Die Idee an sich war zwar nicht neu, doch schien sie zahlreichen Anwendern zu gefallen – ein Gerät, das beispielsweise Zensurbehörden umgeht, so dass die Menschen weiterhin auf sämtliche Informationen zugreifen können. Anonymisierung und Verschlüsselung sollten gleichsam in einem Gerät vereint sein und auch von Anwendern eingesetzt werden können, die sich weniger gut mit der entsprechenden Software auskennen. Geplant war, dass die als »Anonabox« bezeichnete Hardware zwischen einen ISP-Router und die internetfähigen Geräte geschaltet wird, so dass sie automatisch die komplette Kommunikation verschlüsselt. Als Software sollte dabei unter anderem Tor zum Einsatz kommen.

Innerhalb kürzester Zeit erreichte August Germar, Initiator der Kampagne, nicht nur das angepeilte Ziel von 7500 US-Dollar, sondern übertraf es massiv.
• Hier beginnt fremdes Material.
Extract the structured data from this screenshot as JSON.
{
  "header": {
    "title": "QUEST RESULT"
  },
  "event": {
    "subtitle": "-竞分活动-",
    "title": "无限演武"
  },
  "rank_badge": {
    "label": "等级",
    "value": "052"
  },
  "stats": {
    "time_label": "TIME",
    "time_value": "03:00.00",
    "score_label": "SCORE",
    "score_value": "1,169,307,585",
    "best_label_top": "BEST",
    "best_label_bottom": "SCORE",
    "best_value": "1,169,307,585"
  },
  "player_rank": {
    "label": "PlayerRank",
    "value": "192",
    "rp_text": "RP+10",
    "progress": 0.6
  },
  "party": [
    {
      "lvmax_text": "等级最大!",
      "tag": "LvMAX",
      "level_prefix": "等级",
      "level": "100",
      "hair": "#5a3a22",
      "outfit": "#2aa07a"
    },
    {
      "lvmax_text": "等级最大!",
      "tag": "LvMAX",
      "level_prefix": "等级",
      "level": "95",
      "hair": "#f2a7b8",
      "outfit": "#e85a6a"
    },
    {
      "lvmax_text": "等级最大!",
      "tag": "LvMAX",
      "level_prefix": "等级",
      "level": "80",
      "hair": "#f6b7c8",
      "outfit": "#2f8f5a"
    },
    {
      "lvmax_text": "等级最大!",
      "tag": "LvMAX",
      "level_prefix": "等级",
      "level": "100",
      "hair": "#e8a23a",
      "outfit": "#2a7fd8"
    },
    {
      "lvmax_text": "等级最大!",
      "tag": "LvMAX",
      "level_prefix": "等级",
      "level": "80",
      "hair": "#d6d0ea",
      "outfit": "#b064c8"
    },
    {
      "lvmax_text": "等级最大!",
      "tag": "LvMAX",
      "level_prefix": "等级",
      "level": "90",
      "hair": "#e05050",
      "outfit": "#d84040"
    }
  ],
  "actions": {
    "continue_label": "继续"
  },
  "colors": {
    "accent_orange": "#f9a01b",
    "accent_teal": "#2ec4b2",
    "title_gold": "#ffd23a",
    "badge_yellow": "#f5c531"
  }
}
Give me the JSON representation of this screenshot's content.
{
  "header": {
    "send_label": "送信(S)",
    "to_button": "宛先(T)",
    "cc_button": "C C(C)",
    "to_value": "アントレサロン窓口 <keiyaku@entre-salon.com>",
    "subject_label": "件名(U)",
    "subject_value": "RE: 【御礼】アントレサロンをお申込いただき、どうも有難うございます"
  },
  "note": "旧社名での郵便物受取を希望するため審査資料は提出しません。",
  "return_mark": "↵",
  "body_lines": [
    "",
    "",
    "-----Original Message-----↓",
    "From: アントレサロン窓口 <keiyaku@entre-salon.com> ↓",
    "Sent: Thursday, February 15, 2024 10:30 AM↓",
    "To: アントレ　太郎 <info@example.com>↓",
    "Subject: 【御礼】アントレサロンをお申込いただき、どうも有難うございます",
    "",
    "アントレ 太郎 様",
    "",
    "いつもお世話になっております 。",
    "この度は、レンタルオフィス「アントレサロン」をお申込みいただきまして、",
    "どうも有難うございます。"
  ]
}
Knapp 600.000 USD an Mitteln waren die Investoren bereit, Germar zu überlassen, damit er die Anonymisierungsbox erstellt. Nachdem Mitte der vergangenen Woche allerdings erste Zweifel an dem Projekt aufkamen, zogen manche Investoren ihre Zusagen zurück.

Stein des Anstoßes war Germars Aussage, wonach es sich bei der Anonabox um freie Hardware handeln sollte. Doch bereits kurze Zeit später fanden Anwender heraus, dass es sich bei der kompletten Box wohl um den aus chinesischer Produktion stammenden Mini WIFI-Router NEXX WT3020 handelt, der im Handel für nicht einmal 20 USD über die Theke geht. Die Anonymisierungsbox dagegen sollte für mindestens 50 USD angeboten werden. Zusätzlich wären auch noch 15 USD für den Versand außerhalb der Vereinigten Staaten fällig gewesen.

Das Vertrauen – das wohl wichtigste Gut bei einem solchen Gerät – war erschüttert. Die Anonabox, die längst von einigen Nutzern in Anonahoax umbenannt wurde, geriet unter Beschuss. Germar selbst versuchte zwar, aufkommende Zweifel zu zerstreuen, doch verstrickte er sich stattdessen in immer mehr Widersprüche und musste schlussendlich einräumen, dass seine Box doch nicht vollends eine Neuentwicklung darstellte. Als dann allerdings noch massive Sicherheitsmängel in den Prototypen gefunden wurden, die es fortgeschrittenen Anwendern mühelos ermöglichten, nicht nur die Nutzer auszuspionieren, sondern auch die Box selbst zu modifizieren, brachen alle Dämme. Im Stundentakt veröffentlichten Anwender Probleme mit der Box.

Mittlerweile hat auch Kickstarter reagiert und die Finanzierungsaktion für die Box vorerst gestoppt. So will die Plattform in den kommenden Tagen die Sachlage weiter klären. Das Sicherheitsteam habe laut einer E-Mmail an die Investoren diverse Verstöße gegen die Regeln der Seite bemerkt und geht unter anderem dem Verdacht nach, wonach es sich bei der Box um die Arbeit von Dritten handeln könnte. Dementsprechend sind im Moment alle Zusagen storniert, was faktisch dem kompletten Stopp der Aktion entspricht.